I've been doing some calculations on tidal power. There are two locations of immediate interest ATM, Swansea Tidal Lagoon and the Pentland Firth Tidal Stream. The former envisages a horseshoe-shaped barrier built out from the shoreline at Swansea and enclosing a large body of water. As tides ebb and flow, turbines are driven by the flow of water out of and into the lagoon
The Swansea scheme has a much-publicised maximum capacity of 320MW. It also claims to be able to supply power for 14 hours a day, and to be able to supply 155,000 homes. But what does that boil down to? The fourteen hours a day is the sum of four 3.5 hour periods of generation, interspersed with 2.5 hour periods of no generation at slack water while the tides turn. So very On-Off-On-Off. The Grid operators will love that! Although Swansea doesn't give the average power over a year, it's easy enough to calculate from the house numbers: it works out at about 58MW*. With an installed capacity of
320MW, that gives a capacity factor of about 18%. The cost of Swansea is going to be about £1bn, so about £17 million per MW of output, compared to Hinkley Point C at £6.2 million per MWIn the Pentland Firth, the complete Atlantis Resources/Meygen scheme proposes a total of 269 turbines, each of 1.5MW capacity, and having a total capacity of about 400MW, to be installed in the channel between John o' Groats and Stroma island. It too will be intermittent, just like Swansea: On-Off-On-Off. They claim it will power 175,000 homes. Using the same calculation as before, this equates to an output of about 66MW averaged over a year**, and a capacity factor of nearly
17%, not far removed from that of the Swansea scheme. To match Hinkley C, you'd need about 11,700 of such turbines (2880/66x269), assuming a capacity factor of 90% for Hinkley!Oh, and I nearly forgot, the strike price for tidal stream electricity is a whopping £305/MWh!

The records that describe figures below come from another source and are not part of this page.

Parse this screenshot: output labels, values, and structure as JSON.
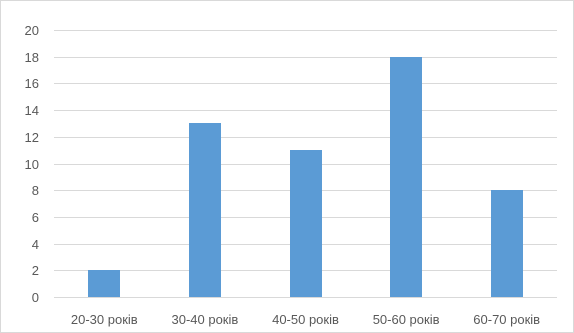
{
  "chart_data": {
    "type": "bar",
    "title": "",
    "xlabel": "",
    "ylabel": "",
    "categories": [
      "20-30 років",
      "30-40 років",
      "40-50 років",
      "50-60 років",
      "60-70 років"
    ],
    "series": [
      {
        "values": [
          2,
          13,
          11,
          18,
          8
        ]
      }
    ],
    "ylim": [
      0,
      20
    ],
    "ytick_step": 2,
    "yticks": [
      "0",
      "2",
      "4",
      "6",
      "8",
      "10",
      "12",
      "14",
      "16",
      "18",
      "20"
    ],
    "grid": "horizontal",
    "legend": "none",
    "bar_color": "#5b9bd5",
    "grid_color": "#d9d9d9",
    "label_color": "#595959"
  }
}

The take-away from all that is to be very wary of the headline publicity put about by the promoters of these and other renewable schemes. They quote maximum capacities and the number of homes supplied. Both are large numbers, purposely designed to impress and mislead the average Joe Public. Squillions of kilowatt-hours sounds much more impressive than a few terawatt-hours (even assuming JP understands either)! They deliberately avoid average figures, simply because the reality is unimpressive, and if this was realised by TPTB, it's much less likely that their schemes would get the go-ahead. IMO such presentations are immoral at best and plain dishonest at worst. The promoters are much more interested in getting on to the renewables gravy-train than they are in saving the planet, and they pull the wool over the eyes of gullible and easily persuaded environmentalist members of the public.
*Calculated from the number of homes they claim to be able to supply, and OFGEM's figure of 3,300 kWh for the average household annual electricity consumption.**As the above calculation, but using 175,000 homes and with a maximum capacity of 398MW gives an actual output of 65.9MW and capacity factor of 16.6%.